While Congress continues to debate whether to provide more stimulus funding to businesses and individuals, it is worth remembering that at the onset of the pandemic, the United States’ current trajectory was not a certainty. The failure of the Trump administration to take the coronavirus crisis seriously and its inadequate and delayed testing regime led to a public health crisis that required workers and consumers to shut down their activity. The failure to implement a speedy response to keep people employed—whether through supporting small businesses, preventing state and local job cuts, or maintaining workers’ connections to payrolls—has resulted in millions of layoffs that may have otherwise been avoided. Already, this has caused the United States to experience far higher unemployment levels than other countries. And now, with the Trump administration and its allies refusing to take steps that could prevent further and deeper pain, the U.S. economic fallout is likely to be far worse than that of other developed nations.
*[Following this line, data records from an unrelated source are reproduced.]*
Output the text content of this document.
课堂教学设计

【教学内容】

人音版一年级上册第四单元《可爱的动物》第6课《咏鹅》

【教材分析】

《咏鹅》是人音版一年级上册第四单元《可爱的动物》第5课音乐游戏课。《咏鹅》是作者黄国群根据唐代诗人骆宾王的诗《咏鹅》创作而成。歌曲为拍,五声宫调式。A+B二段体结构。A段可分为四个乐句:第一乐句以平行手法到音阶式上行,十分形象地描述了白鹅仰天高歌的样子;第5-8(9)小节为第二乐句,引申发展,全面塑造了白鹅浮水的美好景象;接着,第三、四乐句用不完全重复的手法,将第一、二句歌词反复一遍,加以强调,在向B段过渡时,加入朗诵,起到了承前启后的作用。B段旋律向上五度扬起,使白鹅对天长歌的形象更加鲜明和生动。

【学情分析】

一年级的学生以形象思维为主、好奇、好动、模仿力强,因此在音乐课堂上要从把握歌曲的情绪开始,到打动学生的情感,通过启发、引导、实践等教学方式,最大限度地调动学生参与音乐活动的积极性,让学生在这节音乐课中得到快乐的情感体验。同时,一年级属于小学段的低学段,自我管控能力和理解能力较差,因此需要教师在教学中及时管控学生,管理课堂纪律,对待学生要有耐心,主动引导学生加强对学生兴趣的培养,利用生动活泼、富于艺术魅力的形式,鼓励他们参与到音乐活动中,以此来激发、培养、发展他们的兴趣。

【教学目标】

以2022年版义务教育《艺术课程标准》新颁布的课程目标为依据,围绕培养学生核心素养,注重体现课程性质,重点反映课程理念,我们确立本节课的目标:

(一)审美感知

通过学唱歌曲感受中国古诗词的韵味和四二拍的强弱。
Even as the United States approaches a 20 percent unemployment rate and suffers the highest COVID-19-related death toll in the world, President Trump continues to downplay the importance of testing. The nonpartisan Congressional Budget Office has projected that GDP in the United States is expected to contract at an annualized rate of 40 percent in the second quarter of 2020 and 5.6 percent for the year overall. As other countries begin to reopen and experience economic growth, it is important to remember that though a recession in the United States was likely unavoidable, there is strong evidence from other countries that shows that President Trump’s botched response made the U.S. recession significantly longer and deeper than necessary.
Ryan Zamarripa is the associate director of Economic Policy at the Center for American Progress.